Put another way, 669 women died of maternal causes in the United States in 2023, reports the CDC, and 247 of them were Black — representing 37% of all deaths, while representing only 14% of all births.  

In Kansas, the rate of serious health complications that occur during or after pregnancy and childbirth for Black individuals was 103.5 per 10,000 hospitalized deliveries, according to the Kansas Department of Health and Environment which studied rates from 2016-2020.  

This chronic stress caused by exposure to racism may further increase disparities in health for people who are Black, according to Thomeczek.

"The weathering hypothesis is often discussed in the maternal health care world,” Thomeczek said. "It's those day-to-day experiences of racism — whether it's very overt and explicit racism, or more microaggressions — those experiences really accumulate in a way that's harmful to health and well-being.” 

An illustration of a woman holdin her head in her hands and looking down. She is folded up on the ground with her knees pulled toward her chest.

Body Dissatisfaction 

Pregnancy is a transformative time for the body, with varying degrees of weight gain that are recorded by physicians and often commented on by family and strangers alike. 

While not uncommon, dissatisfaction with one’s body image during pregnancy is an important health concern and has been linked to adverse health outcomes for parent and child. 

Thomeczek divided this third theme of body dissatisfaction into two sub themes—dissatisfaction with how they viewed their own bodies and dissatisfaction from others, including societal pressures, about how their bodies looked.  

Individuals reported not feeling as beautiful as they did before having babies, feeling ashamed of how their bodies looked, and distressed that their body didn’t look the way it was supposed to.

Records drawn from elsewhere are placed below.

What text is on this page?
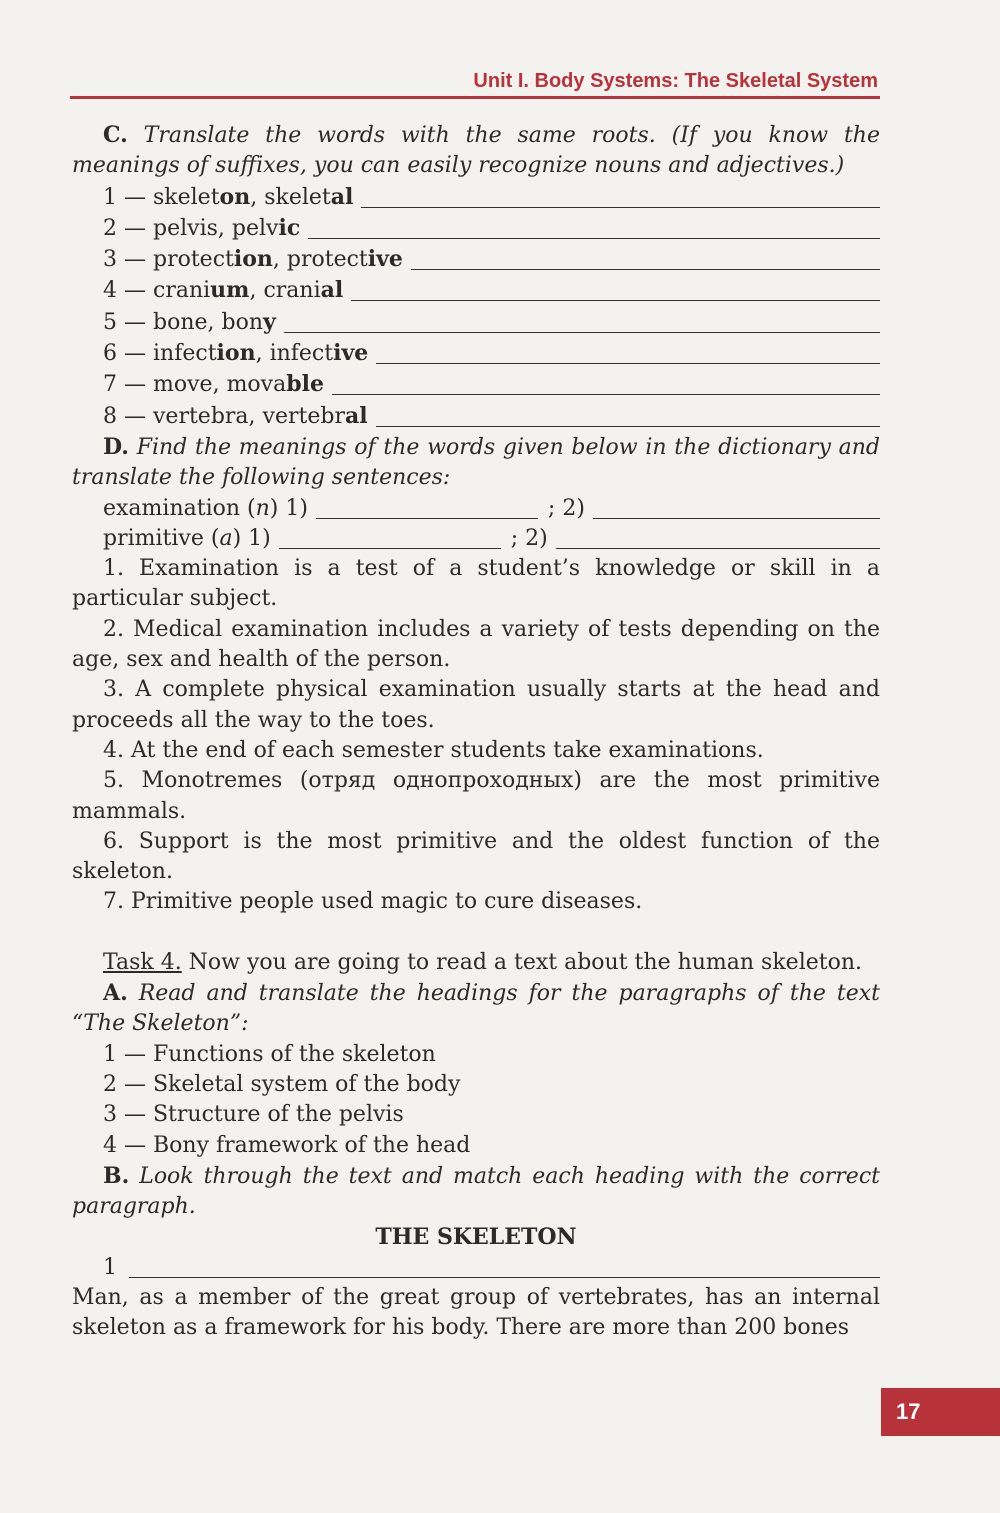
Unit I. Body Systems: The Skeletal System

C. Translate the words with the same roots. (If you know the meanings of suffixes, you can easily recognize nouns and adjectives.)

1 — skeleton, skeletal
2 — pelvis, pelvic
3 — protection, protective
4 — cranium, cranial
5 — bone, bony
6 — infection, infective
7 — move, movable
8 — vertebra, vertebral

D. Find the meanings of the words given below in the dictionary and translate the following sentences:

examination (n) 1)	; 2)
primitive (a) 1)	; 2)

1. Examination is a test of a student’s knowledge or skill in a particular subject.

2. Medical examination includes a variety of tests depending on the age, sex and health of the person.

3. A complete physical examination usually starts at the head and proceeds all the way to the toes.

4. At the end of each semester students take examinations.

5. Monotremes (отряд однопроходных) are the most primitive mammals.

6. Support is the most primitive and the oldest function of the skeleton.

7. Primitive people used magic to cure diseases.

Task 4. Now you are going to read a text about the human skeleton.

A. Read and translate the headings for the paragraphs of the text “The Skeleton”:

1 — Functions of the skeleton
2 — Skeletal system of the body
3 — Structure of the pelvis
4 — Bony framework of the head

B. Look through the text and match each heading with the correct paragraph.

THE SKELETON
1

Man, as a member of the great group of vertebrates, has an internal skeleton as a framework for his body. There are more than 200 bones

17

In addition to weight gain, pregnant individuals can develop stretch marks or visible varicose veins, enlarged feet and ankles, skin darkening and acne. The many changes during pregnancy can be distressing to body image, Thomeczek said. 

"In terms of how they viewed themselves, the perinatal experiences really impacted their self-esteem, their confidence, whether they wanted to look at themselves in the mirror,” Thomeczek said. "There were a lot of negative thoughts about how their body looks or should look, and how it's different from how they were hoping for it to look.” 

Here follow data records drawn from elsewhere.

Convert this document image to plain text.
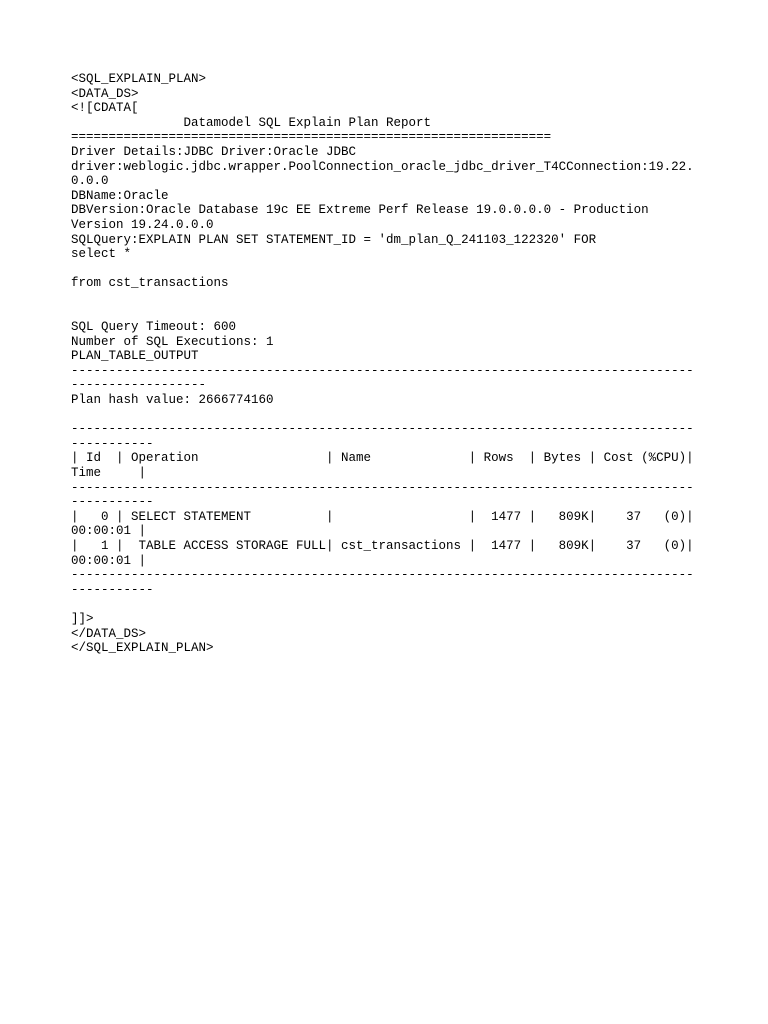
<SQL_EXPLAIN_PLAN>
<DATA_DS>
<![CDATA[
Datamodel SQL Explain Plan Report
================================================================
Driver Details:JDBC Driver:Oracle JDBC
driver:weblogic.jdbc.wrapper.PoolConnection_oracle_jdbc_driver_T4CConnection:19.22.
0.0.0
DBName:Oracle
DBVersion:Oracle Database 19c EE Extreme Perf Release 19.0.0.0.0 - Production
Version 19.24.0.0.0
SQLQuery:EXPLAIN PLAN SET STATEMENT_ID = 'dm_plan_Q_241103_122320' FOR
select *
from cst_transactions
SQL Query Timeout: 600
Number of SQL Executions: 1
PLAN_TABLE_OUTPUT
-----------------------------------------------------------------------------------
------------------
Plan hash value: 2666774160
-----------------------------------------------------------------------------------
-----------
| Id  | Operation                 | Name             | Rows  | Bytes | Cost (%CPU)|
Time     |
-----------------------------------------------------------------------------------
-----------
|   0 | SELECT STATEMENT          |                  |  1477 |   809K|    37   (0)|
00:00:01 |
|   1 |  TABLE ACCESS STORAGE FULL| cst_transactions |  1477 |   809K|    37   (0)|
00:00:01 |
-----------------------------------------------------------------------------------
-----------
]]>
</DATA_DS>
</SQL_EXPLAIN_PLAN>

These negative thoughts led participants to have a strong desire to return to their pre-pregnancy shape after giving birth. Reinforced by before-and-after photos of other postpartum people “snapping back” after giving birth, participants considered engaging in extreme behaviors to change their postpartum shape.

Cultural Congruence 

The interviews Thomeczek conducted informed the development of the screening tool for pregnant and postpartum Black individuals. One suggestion to improve screening was to change a question asking about losing weight to a question about being unhappy with one’s body shape.  

In other words, the question was changed to ask about “achieving a certain figure as opposed to just losing weight,” Thomeczek explained in a virtual town hall in which she shared her findings and sought feedback from participants in early December 2024. 

Another change to the assessment was to consider the emphasis in Black culture on family meals, Thomeczek said. "So, participants wanted more questions on things like, ‘Are you purposely skipping those family events to avoid eating food?’" 

Another change was to remove culturally offensive items, such as using white cultural norms to describe ideal body shape.  

“Some items specifically asked about whether they thought their hips or butt were too big,” Thomeczek said. These items reflect the thin ideal that is emphasized in white culture but does not account for the “body shapes and proportions” that are generally valued in Black culture, she added.  

CERB member Cecillia Safford said much of what Thomeczek found resonated with her experience and those of others she was aware of, and she anticipates the positive impact the survey results will have on identifying health concerns for Black and pregnant or postpartum individuals. 

“I am really looking forward to her findings as she moves forward in validating a tool for potentially assessing the presence of disordered eating in Black birthing persons,” Safford said.